Что я и сделал. Я остановился у режиссера Митчелла. Я не употреблял. Не крал лекарства его жены. Хотя, как ни странно, те же пузырьки с пилюлями стояли на том же месте. Удивительно! Люди хранят наркотики и не используют их. Не едят безумными ночами перкодан упаковками, чтоб потом сказать своему доктору по мозгам, что все слопала собака или они упали в толчок, и потребовать новый рецепт от этих мерзких спазмов в затылке — или прочих болячек, из-за которых вам выписали рецепт на эту гадость.
Мне удалось достаточно долго не торчать и более-менее прийти в себя. И что самое главное, встречаться с дочкой. Последнее, по причинам географического характера, стало для меня ответственным ежедневным испытанием прочности моего решения завязать окончательно. Не поддавать искушению снова начать бахаться.
Главным искусителем был мой старый кореш Таунер. Человек из фольги с дегтем. Юный Тауни, упорно таскавший хип-хоповый прикид, продолжал обитать вблизи моей автобусной остановки. То есть всякий раз, как я отправлялся навестить Нину, мне приходилось сопротивляться жгучему желанию заглянуть к нему и утолить свою неутихающую жажду. У меня не было ни копья денег, на автобус я занимал, жил у кого-то в свободной комнате и ощущал себя абсолютно не у дел. Если мне когда-то было нужно удалиться от мира, если я когда-то чувствовал, что заслужил это, я думал, я заслужил его теперь.
До дочки мне удавалось добраться, не поддавшись соблазну, однако же по дороге домой опять приходилось изо всех сил сопротивляться позывам взять.
Вся моя жизнь — это история попыток не торчать. Каждую секунду, если я не спал, я старался что-нибудь не делать. Если бы мне довелось заполнять анкету, в графе «род занятий» я бы написал «НЕ-НАРКОМАН».

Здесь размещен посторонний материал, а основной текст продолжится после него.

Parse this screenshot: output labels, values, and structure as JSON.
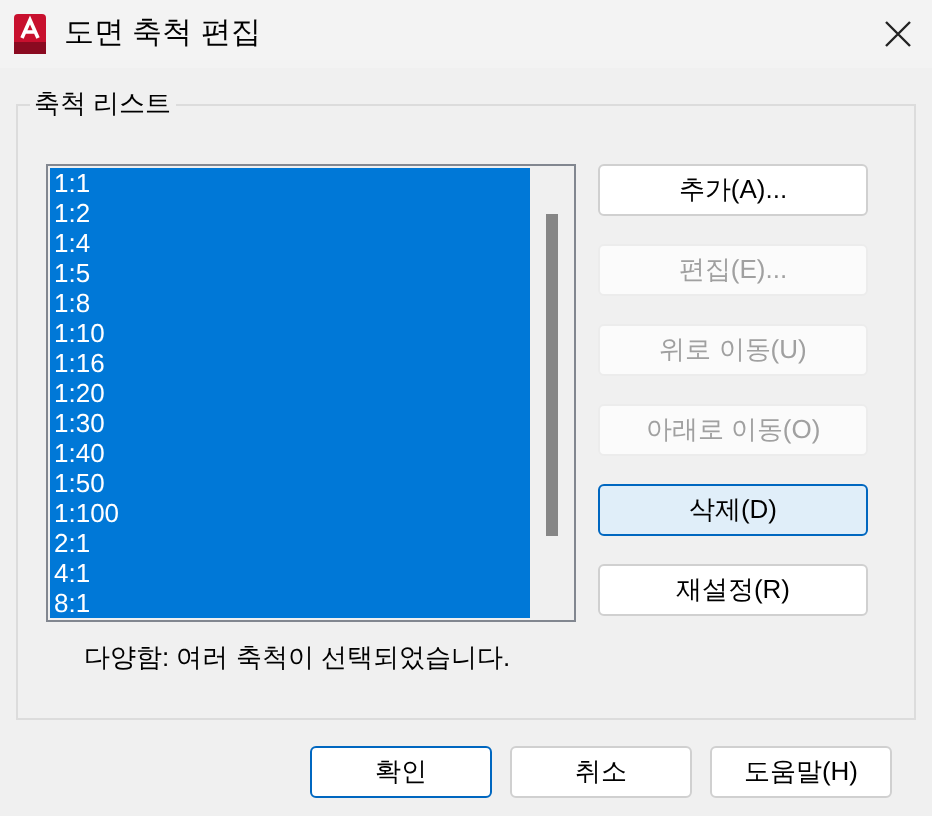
{
  "window": {
    "title": "도면 축척 편집"
  },
  "group": {
    "label": "축척 리스트"
  },
  "scales": [
    {
      "label": "1:1",
      "selected": true
    },
    {
      "label": "1:2",
      "selected": true
    },
    {
      "label": "1:4",
      "selected": true
    },
    {
      "label": "1:5",
      "selected": true
    },
    {
      "label": "1:8",
      "selected": true
    },
    {
      "label": "1:10",
      "selected": true
    },
    {
      "label": "1:16",
      "selected": true
    },
    {
      "label": "1:20",
      "selected": true
    },
    {
      "label": "1:30",
      "selected": true
    },
    {
      "label": "1:40",
      "selected": true
    },
    {
      "label": "1:50",
      "selected": true
    },
    {
      "label": "1:100",
      "selected": true
    },
    {
      "label": "2:1",
      "selected": true
    },
    {
      "label": "4:1",
      "selected": true
    },
    {
      "label": "8:1",
      "selected": true
    }
  ],
  "side_buttons": [
    {
      "label": "추가(A)...",
      "disabled": false,
      "focused": false
    },
    {
      "label": "편집(E)...",
      "disabled": true,
      "focused": false
    },
    {
      "label": "위로 이동(U)",
      "disabled": true,
      "focused": false
    },
    {
      "label": "아래로 이동(O)",
      "disabled": true,
      "focused": false
    },
    {
      "label": "삭제(D)",
      "disabled": false,
      "focused": true
    },
    {
      "label": "재설정(R)",
      "disabled": false,
      "focused": false
    }
  ],
  "status": "다양함: 여러 축척이 선택되었습니다.",
  "footer_buttons": [
    {
      "label": "확인",
      "default": true
    },
    {
      "label": "취소",
      "default": false
    },
    {
      "label": "도움말(H)",
      "default": false
    }
  ]
}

Самое страшное в завязке то, что тебе приходится быть максимально сильным, когда ты как никогда слаб. Нервы ни к черту, спать не получается, голова не перестает гудеть, в кармане по нулям, от непонятной комбинации паранойи, детоксикации и безжалостного в своей неприкрытости прессинга пот хлещет градом и на каждом углу тянет блевать, однако нельзя ни на секунду не расслабляться. Выбора нет.
Только когда наконец пытаешься снова взять этой темы, тогда с пугающей ясностью до тебя доходит, что конкретно есть основная причина, зачем ты берешь. Вся жизнь, свежеободранная до обнажившихся нервов, сводится к выбору между двумя видами ада. Ад, где ты заебся от наркоты, и ад, где ты заебся без оной.

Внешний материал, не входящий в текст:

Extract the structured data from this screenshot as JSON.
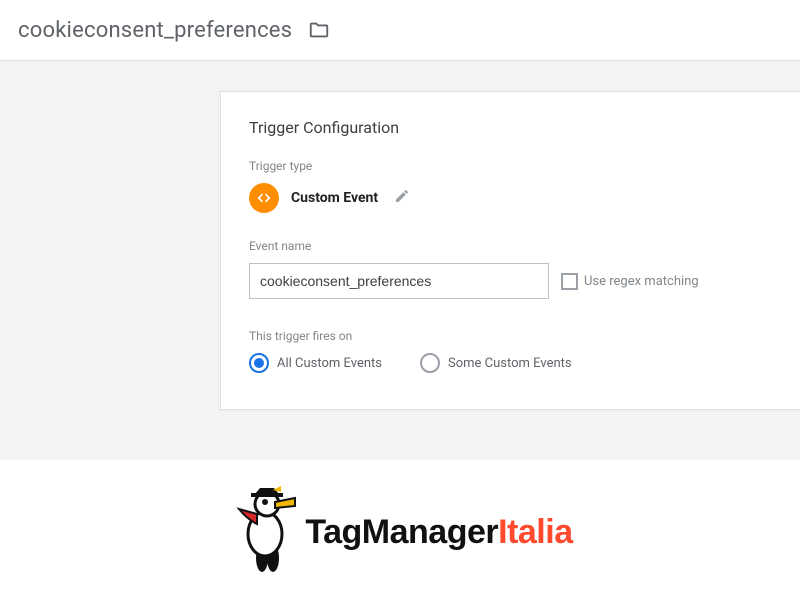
{
  "header": {
    "title": "cookieconsent_preferences"
  },
  "panel": {
    "heading": "Trigger Configuration",
    "trigger_type_label": "Trigger type",
    "trigger_type_name": "Custom Event",
    "event_name_label": "Event name",
    "event_name_value": "cookieconsent_preferences",
    "regex_label": "Use regex matching",
    "fires_on_label": "This trigger fires on",
    "radio_all": "All Custom Events",
    "radio_some": "Some Custom Events"
  },
  "logo": {
    "part1": "TagManager",
    "part2": "Italia"
  }
}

Поскольку своей хаты у меня не было, я приходил играть с дочкой к Сандре домой. Все там служило мне напоминанием о том, как низко я пал и как много я потерял.

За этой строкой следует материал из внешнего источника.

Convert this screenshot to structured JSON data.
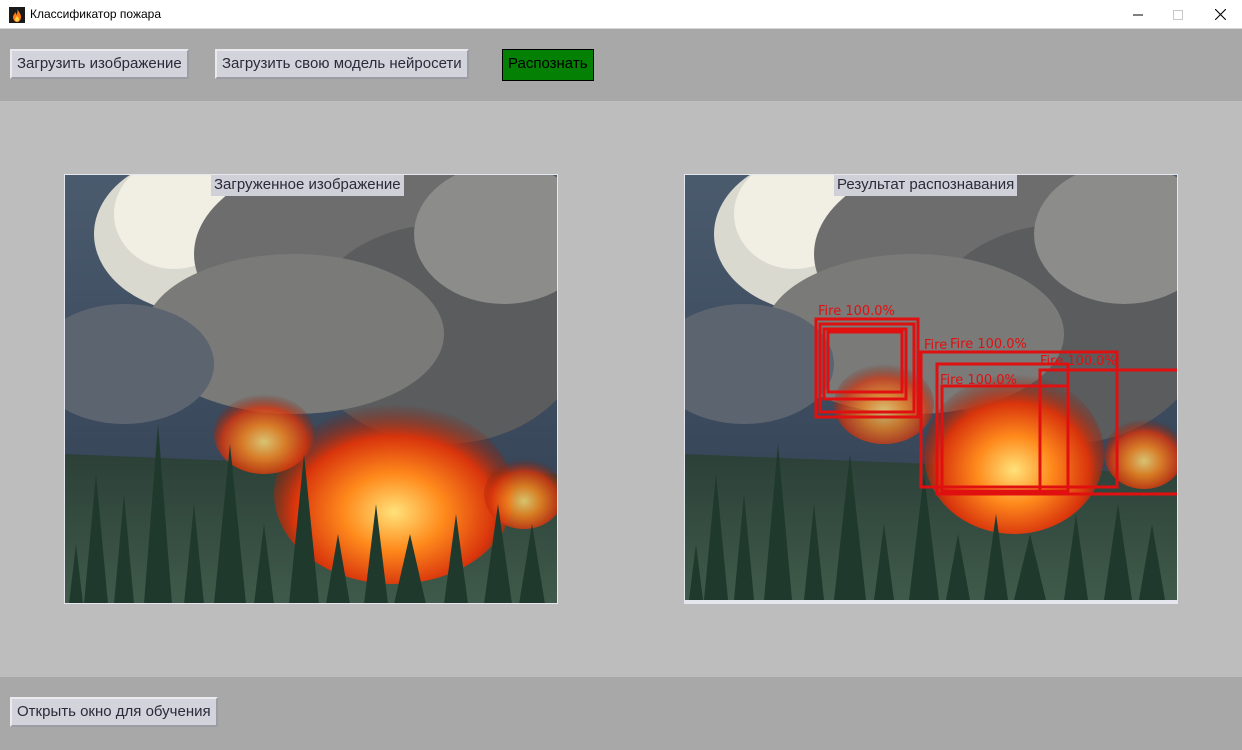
{
  "window": {
    "title": "Классификатор пожара",
    "controls": [
      "minimize-icon",
      "maximize-icon",
      "close-icon"
    ]
  },
  "toolbar": {
    "load_image_label": "Загрузить изображение",
    "load_model_label": "Загрузить свою модель нейросети",
    "recognize_label": "Распознать",
    "recognize_color": "#048004"
  },
  "panels": {
    "input_label": "Загруженное изображение",
    "result_label": "Результат распознавания"
  },
  "detections": [
    {
      "label": "Fire",
      "confidence": "100.0%"
    },
    {
      "label": "Fire",
      "confidence": "100.0%"
    },
    {
      "label": "Fire",
      "confidence": "100.0%"
    },
    {
      "label": "Fire",
      "confidence": "100.0%"
    },
    {
      "label": "Fire",
      "confidence": "100.0%"
    }
  ],
  "detection_color": "#e01010",
  "footer": {
    "open_training_label": "Открыть окно для обучения"
  }
}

Стараясь изо всех сил отбросить неприятные ощущения и просто побыть с Ниной, я не мог избавиться от мысли, что я привидение. И неважно, есть у меня право на существование или нет, но мне казалось, что мой собственный ребенок думает обо мне точно так же. Видя такое полубытие, сумеречное существование, как могла она думать по-другому?
Было много причин для плохих ощущений. Все даже не сосчитаешь. Как бы дурно мне ни было после визита в свой экс-дом, от перспективы катить обратно к Митчу в набитом автобусе делалось еще хуже. Весь этот народ, как селедки в бочке, и я с ними. Никто в Лос-Анджелесе не ездит на автобусе без крайней необходимости. И те, кто каждый день ездит на нем, презирают тех, кто едет вместе с ними.
Стоя в нем, зажатый черными и латиносами, кому действительно куда-то надо, я чувствовал себя абсолютно бесполезным. Я знал, что они думают: «Посмотрите на этого забулдыгу-джанки! Неудачник хренов! То же мне puta…[55]»
В те дни, когда автобус приходилось ждать по сто лет, я стоял через дорогу от «Café Tropical», смотрел на бульвар Сильверлейк, где жил Таунер. И знал, что мне станет легче, стоит только зайти.
Мне делалось дурно от одного только продолжительного взгляда в сторону хаты Таунера. Но окажись поблизости его грузовичок — тот, который я ждал, чтобы засесть в кофейне, поднимать кипеж, когда прижмут — я в буквальном смысле чувствовал, как начинают работать адреналиновые железы. Это означало, что он дома. Доктор был у себя дома. Мне надо было только перейти через улицу и получить лекарство.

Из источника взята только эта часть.